ATI RN
ATI Mental Health Proctored Exam 2023
1. Which statement made by the patient demonstrates an understanding of the effective use of newly prescribed lithium to manage bipolar mania? Select one that doesn't apply.
- A. I remind myself to consistently drink six 12-ounce glasses of fluid every day.
- B. I discussed the diuretic prescribed by my cardiologist with my psychiatric care provider.
- C. Lithium may help me lose the few extra pounds I tend to carry around.
- D. I take my lithium on an empty stomach to help with absorption.
Correct answer: C
Rationale: Proper hydration, discussing other medications, and taking lithium with or without food are important for effective and safe use of lithium. However, lithium is not prescribed for weight loss, and its usage should not be associated with losing extra pounds.
2. According to Maslow's hierarchy of needs, which situation on an inpatient psychiatric unit would require priority intervention by a nurse?
- A. A client rudely complaining about limited visiting hours
- B. A client exhibiting aggressive behavior toward another client
- C. A client stating that no one cares
- D. A client verbalizing feelings of failure
Correct answer: B
Rationale: The correct answer is B. According to Maslow's hierarchy of needs, safety needs are considered fundamental and must be addressed before higher-level needs. When a client exhibits aggressive behavior toward another client, it poses an immediate threat to safety and requires priority intervention by the nurse to ensure the well-being of all individuals involved. Clients who are rude in their complaints (Choice A), express feelings of failure (Choice D), or state that no one cares (Choice C) are addressing higher-level needs related to social interactions, esteem, and self-actualization, respectively, which can be addressed once safety needs are secured.
3. A nursing student new to psychiatric-mental health nursing asks a peer what resources he can use to identify the symptoms present in a specific psychiatric disorder. The best answer would be:
- A. Nursing Interventions Classification (NIC)
- B. Nursing Outcomes Classification (NOC)
- C. NANDA-I nursing diagnoses
- D. DSM-5
Correct answer: D
Rationale: The DSM-5 is the standard classification of mental disorders used by mental health professionals in the U.S. It provides criteria for diagnosing different psychiatric disorders based on symptoms and clinical observations. Nursing Interventions Classification (NIC) and Nursing Outcomes Classification (NOC) are focused on nursing interventions and outcomes, respectively, while NANDA-I nursing diagnoses are related to identifying nursing problems and their contributing factors.

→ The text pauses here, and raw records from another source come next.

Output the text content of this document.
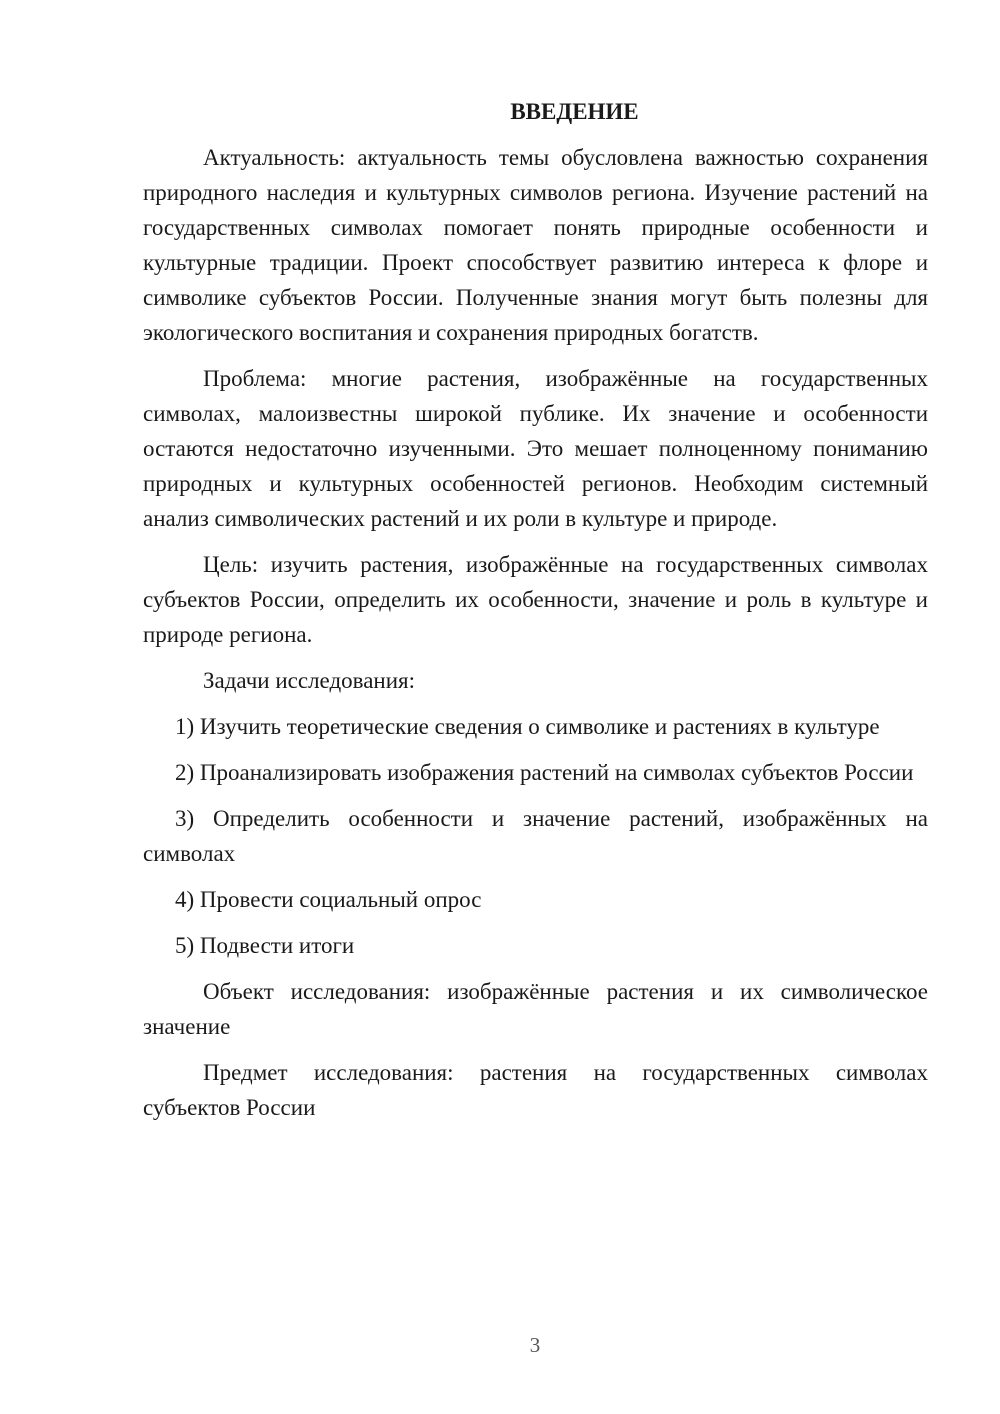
ВВЕДЕНИЕ

Актуальность: актуальность темы обусловлена важностью сохранения природного наследия и культурных символов региона. Изучение растений на государственных символах помогает понять природные особенности и культурные традиции. Проект способствует развитию интереса к флоре и символике субъектов России. Полученные знания могут быть полезны для экологического воспитания и сохранения природных богатств.

Проблема: многие растения, изображённые на государственных символах, малоизвестны широкой публике. Их значение и особенности остаются недостаточно изученными. Это мешает полноценному пониманию природных и культурных особенностей регионов. Необходим системный анализ символических растений и их роли в культуре и природе.

Цель: изучить растения, изображённые на государственных символах субъектов России, определить их особенности, значение и роль в культуре и природе региона.

Задачи исследования:

1) Изучить теоретические сведения о символике и растениях в культуре

2) Проанализировать изображения растений на символах субъектов России

3) Определить особенности и значение растений, изображённых на символах

4) Провести социальный опрос

5) Подвести итоги

Объект исследования: изображённые растения и их символическое значение

Предмет исследования: растения на государственных символах субъектов России

3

4. A nurse is assessing a patient with schizophrenia who is experiencing delusions. Which intervention is most appropriate?
- A. Agree with the patient's delusions to avoid confrontation.
- B. Encourage the patient to explore the basis of the delusions.
- C. Engage the patient in reality-based activities.
- D. Ask the patient to explain the delusions in detail.
Correct answer: C
Rationale: The most appropriate intervention when assessing a patient with schizophrenia experiencing delusions is to engage the patient in reality-based activities. This intervention helps distract the patient from the delusions and reorients them to the present, promoting grounding in reality. Choice A is incorrect because agreeing with delusions can reinforce them and hinder treatment. Choice B may exacerbate the delusions by delving deeper into their basis. Choice D may not be beneficial as it focuses solely on the delusions without addressing the need to ground the patient in reality.
5. Maggie, a child in protective custody, is found to have an imaginary friend, Holly. Her foster family shares this information with the nurse. The nurse teaches the family members about children who have suffered trauma and knows her teaching was effective when the foster mother states:
- A. I understand that imaginary friends are abnormal.
- B. I understand that imaginary friends are a maladaptive behavior.
- C. I understand that imaginary friends are a coping mechanism.
- D. I understand that we should tell the child that imaginary friends are unacceptable.
Correct answer: C
Rationale: Imaginary friends can serve as a coping mechanism for children, especially those who have experienced trauma. They can provide comfort and a sense of control in challenging situations. Acknowledging and supporting the child's imaginary friend can be beneficial in their emotional healing and development.